Concepedia

TLDR

The study presents a structural model of Abeta(1‑40) amyloid fibrils derived from solid‑state NMR constraints. The model incorporates cross‑beta motifs from X‑ray diffraction and satisfies fibril dimensional and mass‑per‑length constraints from electron microscopy. The model shows that residues 12–24 and 30–40 form parallel beta‑sheets, residues 25–29 bend to connect them, creating a double‑layered cross‑beta unit with a hydrophobic core stabilized by D23–K28 salt bridges, while the first 10 residues remain disordered and minimal fibrils comprise two such units with juxtaposed hydrophobic faces.

Abstract

We present a structural model for amyloid fibrils formed by the 40-residue beta-amyloid peptide associated with Alzheimer's disease (Abeta(1-40)), based on a set of experimental constraints from solid state NMR spectroscopy. The model additionally incorporates the cross-beta structural motif established by x-ray fiber diffraction and satisfies constraints on Abeta(1-40) fibril dimensions and mass-per-length determined from electron microscopy. Approximately the first 10 residues of Abeta(1-40) are structurally disordered in the fibrils. Residues 12-24 and 30-40 adopt beta-strand conformations and form parallel beta-sheets through intermolecular hydrogen bonding.
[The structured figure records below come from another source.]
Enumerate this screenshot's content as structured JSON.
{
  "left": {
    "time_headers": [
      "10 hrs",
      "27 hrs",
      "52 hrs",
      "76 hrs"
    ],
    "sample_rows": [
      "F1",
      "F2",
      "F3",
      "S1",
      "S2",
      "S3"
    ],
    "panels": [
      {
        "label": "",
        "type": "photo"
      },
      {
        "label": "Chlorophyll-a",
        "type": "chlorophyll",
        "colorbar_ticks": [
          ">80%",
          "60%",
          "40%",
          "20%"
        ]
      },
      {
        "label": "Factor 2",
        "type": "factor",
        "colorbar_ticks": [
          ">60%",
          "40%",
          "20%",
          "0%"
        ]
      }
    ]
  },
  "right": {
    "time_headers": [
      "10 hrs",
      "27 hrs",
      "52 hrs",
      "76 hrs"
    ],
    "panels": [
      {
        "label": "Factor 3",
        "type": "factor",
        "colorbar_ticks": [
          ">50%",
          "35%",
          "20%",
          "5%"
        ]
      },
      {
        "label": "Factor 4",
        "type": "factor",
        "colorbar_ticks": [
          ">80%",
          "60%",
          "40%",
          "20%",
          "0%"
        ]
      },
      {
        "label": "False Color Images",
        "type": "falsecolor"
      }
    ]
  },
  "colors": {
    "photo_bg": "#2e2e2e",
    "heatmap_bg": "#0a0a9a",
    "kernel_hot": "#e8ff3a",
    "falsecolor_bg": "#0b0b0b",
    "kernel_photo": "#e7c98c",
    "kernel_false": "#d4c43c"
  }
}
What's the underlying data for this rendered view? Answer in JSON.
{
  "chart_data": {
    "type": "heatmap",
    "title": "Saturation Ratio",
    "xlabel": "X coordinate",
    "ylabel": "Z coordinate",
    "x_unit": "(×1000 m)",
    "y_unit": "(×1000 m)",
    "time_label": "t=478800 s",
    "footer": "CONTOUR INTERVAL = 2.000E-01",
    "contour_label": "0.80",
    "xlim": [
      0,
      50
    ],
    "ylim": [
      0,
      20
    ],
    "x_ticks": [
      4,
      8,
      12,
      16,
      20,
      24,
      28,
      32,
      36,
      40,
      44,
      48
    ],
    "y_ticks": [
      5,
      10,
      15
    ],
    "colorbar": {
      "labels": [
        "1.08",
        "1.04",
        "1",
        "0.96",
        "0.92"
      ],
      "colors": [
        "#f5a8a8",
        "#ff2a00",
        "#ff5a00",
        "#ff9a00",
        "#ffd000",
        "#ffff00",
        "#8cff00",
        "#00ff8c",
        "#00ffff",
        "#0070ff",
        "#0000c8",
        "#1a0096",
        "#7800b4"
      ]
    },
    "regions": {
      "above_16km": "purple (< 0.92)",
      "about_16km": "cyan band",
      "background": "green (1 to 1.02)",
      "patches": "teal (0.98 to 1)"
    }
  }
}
Residues 25-29 contain a bend of the peptide backbone that brings the two beta-sheets in contact through sidechain-sidechain interactions. A single cross-beta unit is then a double-layered beta-sheet structure with a hydrophobic core and one hydrophobic face. The only charged sidechains in the core are those of D23 and K28, which form salt bridges. Fibrils with minimum mass-per-length and diameter consist of two cross-beta units with their hydrophobic faces juxtaposed.